尚、首都バロンに攻め入ろうものなら、多数のゴーレム兵に加え、聖獣達のゴーレムが加わる。
もう幹部を配置する必要すらなさそうだ。
宣戦布告から7日後、その日の内にエルク達はベヒモスを占拠した。
結局他都市への攻撃はなかった。
王族は全て逃げ出し、重要な幹部も全て逃げていた。
抵抗はほとんどなく、薄氷を踏み潰すように占拠は完了した。
・・・全く抵抗がなかった訳ではなかったが。
これで柱は7つ。
聖神の勢力に並んだ事になる。
最初1つまで追い込まれてからここまで・・・長かった。
今回までの敵は、頻繁に攻めて来ていたため、かなり消耗していた。
だが、これからの敵は情報もあまりなく、戦力的にも無傷だ。
かなりの困難が予想される。
ベヒモスの都市再計画も順調に進む。
住民も、初期に少し抵抗する者が出たが、後は魔の勢力への加入を喜ぶ者が大半だ。
ベヒモスは鉱山が多い国。
ゴーレム材料を多く産出するので、魔の勢力の戦力を更に増強出来る。
そして・・・
バロン、魔柱の間に、エルク達幹部が集う。
魔神に呼ばれたのだ。
魔柱の間から、魔の神域に移動。
そして、魔神と対面する。
「我が眷属達よ、ご苦労であった。

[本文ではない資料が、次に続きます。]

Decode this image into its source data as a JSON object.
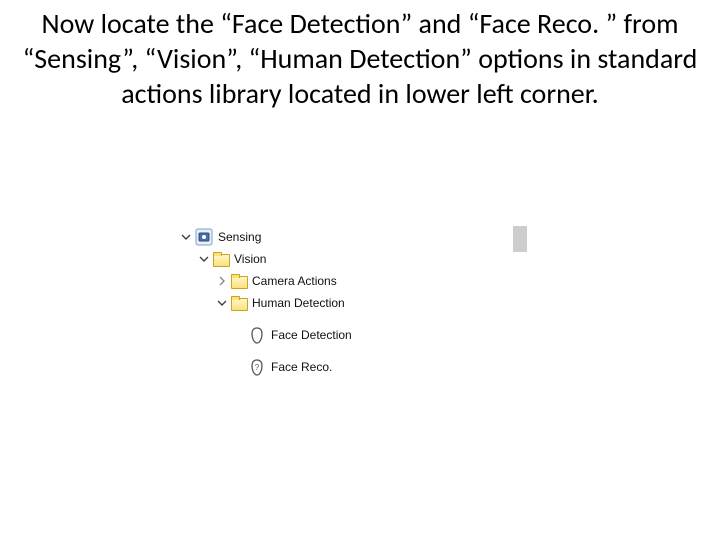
{
  "instruction_text": "Now locate the “Face Detection” and “Face Reco. ” from “Sensing”, “Vision”, “Human Detection” options in standard actions library located in lower left corner.",
  "tree": {
    "sensing": {
      "label": "Sensing",
      "expanded": true
    },
    "vision": {
      "label": "Vision",
      "expanded": true
    },
    "camera_actions": {
      "label": "Camera Actions",
      "expanded": false
    },
    "human_detection": {
      "label": "Human Detection",
      "expanded": true
    },
    "face_detection": {
      "label": "Face Detection"
    },
    "face_reco": {
      "label": "Face Reco."
    }
  }
}
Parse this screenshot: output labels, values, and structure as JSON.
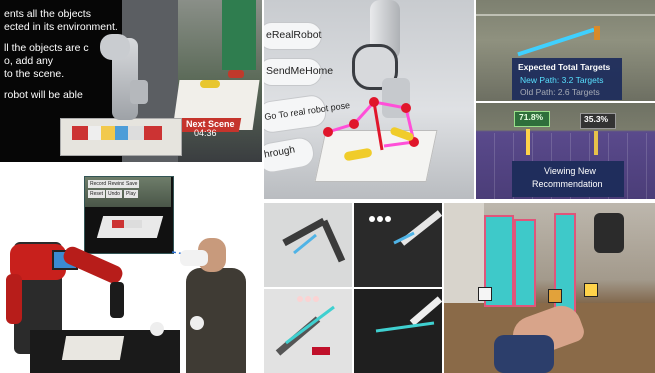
{
  "panel_a": {
    "lines": [
      "ents all the objects",
      "ected in its environment.",
      "ll the objects are c",
      "o, add any",
      "to the scene.",
      "robot will be able"
    ],
    "next_scene": "Next Scene",
    "timer": "04:36"
  },
  "panel_b": {
    "menu": [
      "eRealRobot",
      "SendMeHome",
      "Go To real robot pose",
      "hrough"
    ]
  },
  "panel_c": {
    "title": "Expected Total Targets",
    "new_path": "New Path: 3.2 Targets",
    "old_path": "Old Path: 2.6 Targets"
  },
  "panel_d": {
    "left_pct": "71.8%",
    "right_pct": "35.3%",
    "caption_line1": "Viewing New",
    "caption_line2": "Recommendation"
  },
  "panel_e": {
    "thumb_rows": [
      [
        "Record",
        "Rewind",
        "Save"
      ],
      [
        "Reset",
        "Undo",
        "Play"
      ]
    ]
  },
  "colors": {
    "unity_gray": "#4a4d52",
    "baxter_red": "#c8201c",
    "floor_purple": "#5a4a8c",
    "hud_blue": "#1f2d5c",
    "teal_panel": "#3ec9c9"
  }
}
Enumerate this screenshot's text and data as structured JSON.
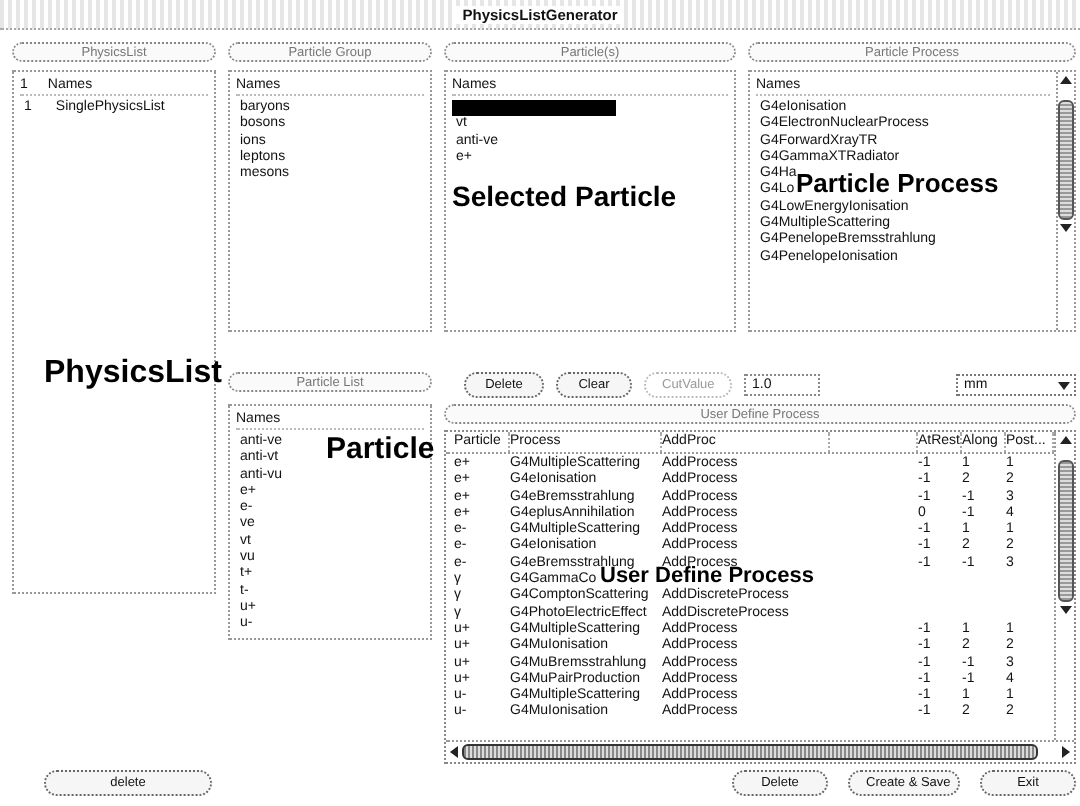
{
  "window": {
    "title": "PhysicsListGenerator"
  },
  "physics_list": {
    "header": "PhysicsList",
    "columns": [
      "1",
      "Names"
    ],
    "rows": [
      {
        "index": "1",
        "name": "SinglePhysicsList"
      }
    ],
    "delete_button": "delete"
  },
  "particle_group": {
    "header": "Particle Group",
    "column": "Names",
    "items": [
      "baryons",
      "bosons",
      "ions",
      "leptons",
      "mesons"
    ]
  },
  "particles": {
    "header": "Particle(s)",
    "column": "Names",
    "items": [
      {
        "selected": true
      },
      {
        "name": "vt",
        "selected": false
      },
      {
        "name": "anti-ve",
        "selected": false
      },
      {
        "name": "e+",
        "selected": false
      }
    ]
  },
  "particle_process": {
    "header": "Particle Process",
    "column": "Names",
    "items": [
      "G4eIonisation",
      "G4ElectronNuclearProcess",
      "G4ForwardXrayTR",
      "G4GammaXTRadiator",
      "G4Ha",
      "G4Lo",
      "G4LowEnergyIonisation",
      "G4MultipleScattering",
      "G4PenelopeBremsstrahlung",
      "G4PenelopeIonisation"
    ]
  },
  "particle_list": {
    "header": "Particle List",
    "column": "Names",
    "items": [
      "anti-ve",
      "anti-vt",
      "anti-vu",
      "e+",
      "e-",
      "ve",
      "vt",
      "vu",
      "t+",
      "t-",
      "u+",
      "u-"
    ]
  },
  "controls": {
    "delete": "Delete",
    "clear": "Clear",
    "cut_value": {
      "label": "CutValue",
      "disabled": true
    },
    "cut_value_field": "1.0",
    "unit": "mm"
  },
  "user_process": {
    "header": "User Define Process",
    "columns": [
      "Particle",
      "Process",
      "AddProc",
      "AtRest",
      "Along",
      "Post..."
    ],
    "rows": [
      [
        "e+",
        "G4MultipleScattering",
        "AddProcess",
        "-1",
        "1",
        "1"
      ],
      [
        "e+",
        "G4eIonisation",
        "AddProcess",
        "-1",
        "2",
        "2"
      ],
      [
        "e+",
        "G4eBremsstrahlung",
        "AddProcess",
        "-1",
        "-1",
        "3"
      ],
      [
        "e+",
        "G4eplusAnnihilation",
        "AddProcess",
        "0",
        "-1",
        "4"
      ],
      [
        "e-",
        "G4MultipleScattering",
        "AddProcess",
        "-1",
        "1",
        "1"
      ],
      [
        "e-",
        "G4eIonisation",
        "AddProcess",
        "-1",
        "2",
        "2"
      ],
      [
        "e-",
        "G4eBremsstrahlung",
        "AddProcess",
        "-1",
        "-1",
        "3"
      ],
      [
        "γ",
        "G4GammaCo"
      ],
      [
        "γ",
        "G4ComptonScattering",
        "AddDiscreteProcess"
      ],
      [
        "γ",
        "G4PhotoElectricEffect",
        "AddDiscreteProcess"
      ],
      [
        "u+",
        "G4MultipleScattering",
        "AddProcess",
        "-1",
        "1",
        "1"
      ],
      [
        "u+",
        "G4MuIonisation",
        "AddProcess",
        "-1",
        "2",
        "2"
      ],
      [
        "u+",
        "G4MuBremsstrahlung",
        "AddProcess",
        "-1",
        "-1",
        "3"
      ],
      [
        "u+",
        "G4MuPairProduction",
        "AddProcess",
        "-1",
        "-1",
        "4"
      ],
      [
        "u-",
        "G4MultipleScattering",
        "AddProcess",
        "-1",
        "1",
        "1"
      ],
      [
        "u-",
        "G4MuIonisation",
        "AddProcess",
        "-1",
        "2",
        "2"
      ]
    ]
  },
  "footer_buttons": [
    "Delete",
    "Create & Save",
    "Exit"
  ],
  "annotations": [
    {
      "kind": "selected",
      "text": "Selected Particle"
    },
    {
      "kind": "process",
      "text": "Particle Process"
    },
    {
      "kind": "physics",
      "text": "PhysicsList"
    },
    {
      "kind": "particle",
      "text": "Particle"
    },
    {
      "kind": "user",
      "text": "User Define Process"
    }
  ]
}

私の力もかなり回復した。礼を言う」
魔神の言葉に、
「勿体なきお言葉です」
膝を着いたエルクが、述べる。
「そして・・・其方達を呼んだのは、礼を言う為でもあるが・・・もう一点、報告がある」
「拝聴致します」
リアが言う。
「聖神がどこから聖者を連れてきているか、突き止めることに成功した。その場所は・・・」
魔神は此処で一旦言葉を切り・・・
「セリア、パラス、アレクシア・・・其方等の故郷、地球のある世界より、力を借用している事が分かった」
「・・・地球からですか!」
アレクシアが驚きの声を上げる。
「うむ・・・この世界のリソースを使っているなら、追跡出来たのだが・・・地球より一時的に借り受け、倒された瞬間に地球に返しているようだ・・・リソースの強奪、決して許される行為ではない。100%のリソースを返せるわけではないので、少しずつ地球のリソースがこちらの世界に移動する形となる」
「それは・・・地球の神も気付いているのですか・・・?」
アレクシアが尋ねる。
「分からんが・・・恐らく気付いていないのではないかと考えている。他世界のリソースを奪うのも許されない事だが、他世界に対し肩入れして影響を与える行為も許されない行為だ」
魔神が首を振る。
「そこでアレクシアよ。其方に頼みがある。地球のある世界の神域に赴き、向こうの神に聞いて来て欲しい」
「分かりました」
アレクシアが頷く。
ボウッ
魔神がゲートを開く。
「行って参ります」
アレクシアはゲートをくぐった。